US inflation soars to 7% for the first time since 1982
Thursday, 13 January 2022
🚨 BREAKING 🚨 Inflation just hit 7%—the highest rate since 1982.
— Kevin McCarthy (@GOPLeader) January 12, 2022
This trend isn’t “transitory,” and it’s all happening under Democrats’ one-party control. pic.twitter.com/GfEhPQ67xy
US consumer price growth rose at the fastest pace in almost four decades in December, stoking the Federal Reserve’s fears about the threat of elevated inflation and its consequences for the economic recovery.
The consumer price index (CPI) increased at a 7 per cent year-on-year pace last month, a step up from the 6.8 per cent rate registered in November and the largest jump since June 1982.
“Core” inflation, which strips out volatile items such as food and energy, accelerated by an even larger magnitude compared with the last reading. It rose 5.5 per cent, well above the earlier 4.9 per cent annual pace.

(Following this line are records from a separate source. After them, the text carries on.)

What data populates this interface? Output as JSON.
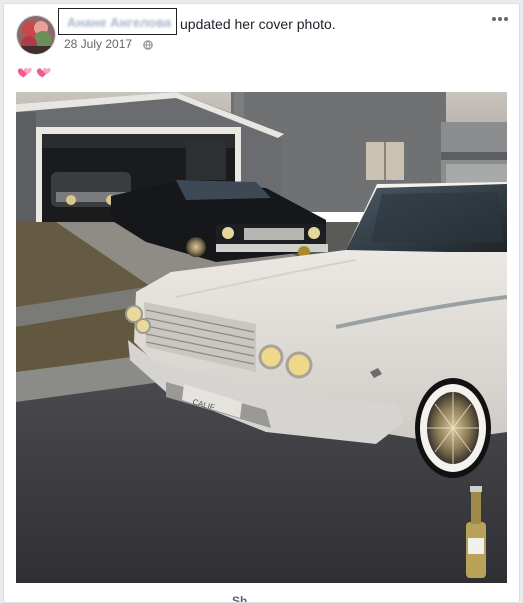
{
  "post": {
    "author_name": "Анане Ангелова",
    "action": "updated her cover photo.",
    "date": "28 July 2017",
    "separator": "·",
    "privacy_icon": "globe-icon",
    "more_icon": "more-options-icon",
    "caption_emoji": "two-hearts-emoji",
    "photo_subject": "cover-photo",
    "share_label": "Sh"
  },
  "colors": {
    "name_text": "#aab3c8",
    "body_text": "#1d2129",
    "meta_text": "#616770",
    "heart_pink": "#f25c8c"
  }
}
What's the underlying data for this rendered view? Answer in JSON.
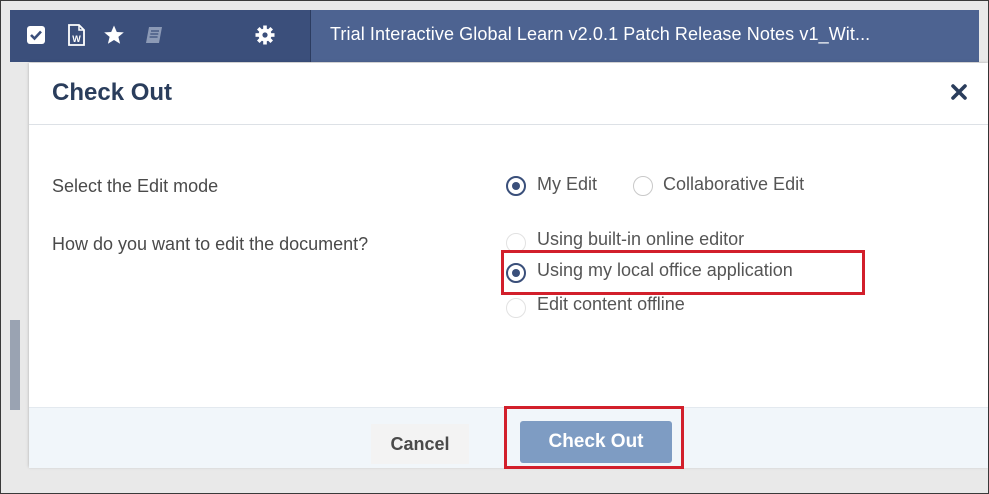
{
  "header": {
    "document_title": "Trial Interactive Global Learn v2.0.1 Patch Release Notes v1_Wit...",
    "icons": [
      "checkbox-icon",
      "word-document-icon",
      "star-icon",
      "book-icon",
      "gear-icon"
    ]
  },
  "dialog": {
    "title": "Check Out",
    "close_icon": "close-icon",
    "edit_mode": {
      "label": "Select the Edit mode",
      "options": [
        {
          "label": "My Edit",
          "selected": true
        },
        {
          "label": "Collaborative Edit",
          "selected": false
        }
      ]
    },
    "edit_method": {
      "label": "How do you want to edit the document?",
      "options": [
        {
          "label": "Using built-in online editor",
          "selected": false
        },
        {
          "label": "Using my local office application",
          "selected": true
        },
        {
          "label": "Edit content offline",
          "selected": false
        }
      ]
    },
    "buttons": {
      "cancel": "Cancel",
      "check_out": "Check Out"
    }
  },
  "colors": {
    "header_bg": "#3b4f7b",
    "accent": "#3a4f7a",
    "primary_button": "#7e9cc3",
    "highlight": "#d21f2b"
  }
}
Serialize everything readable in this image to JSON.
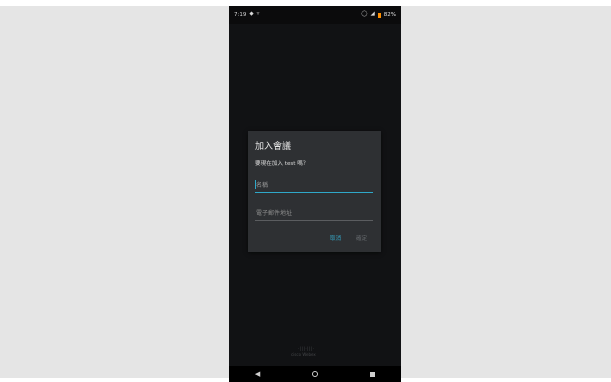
{
  "status_bar": {
    "time": "7:19",
    "left_icons": [
      "notification-icon",
      "wifi-icon"
    ],
    "right_icons": [
      "alarm-icon",
      "signal-icon"
    ],
    "battery": "82%"
  },
  "dialog": {
    "title": "加入會議",
    "message": "要現在加入 test 嗎？",
    "name_placeholder": "名稱",
    "email_placeholder": "電子郵件地址",
    "cancel_label": "取消",
    "ok_label": "確定"
  },
  "brand": {
    "logo_text": "·|||·|||·",
    "text": "cisco Webex"
  },
  "nav": {
    "back": "◀",
    "home": "",
    "recents": ""
  },
  "colors": {
    "accent": "#2fa8c9",
    "dialog_bg": "#2e3033",
    "screen_bg": "#111214"
  }
}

That translated to another monthly increase of 0.6 per cent, the sixth time in the last nine months that figure has exceeded 0.5 per cent, according to the Bureau of Labor Statistics.
“There is nothing in the details of the data that suggest inflation is fading in any meaningful way,” said Eric Winograd, senior economist for fixed income at AllianceBernstein.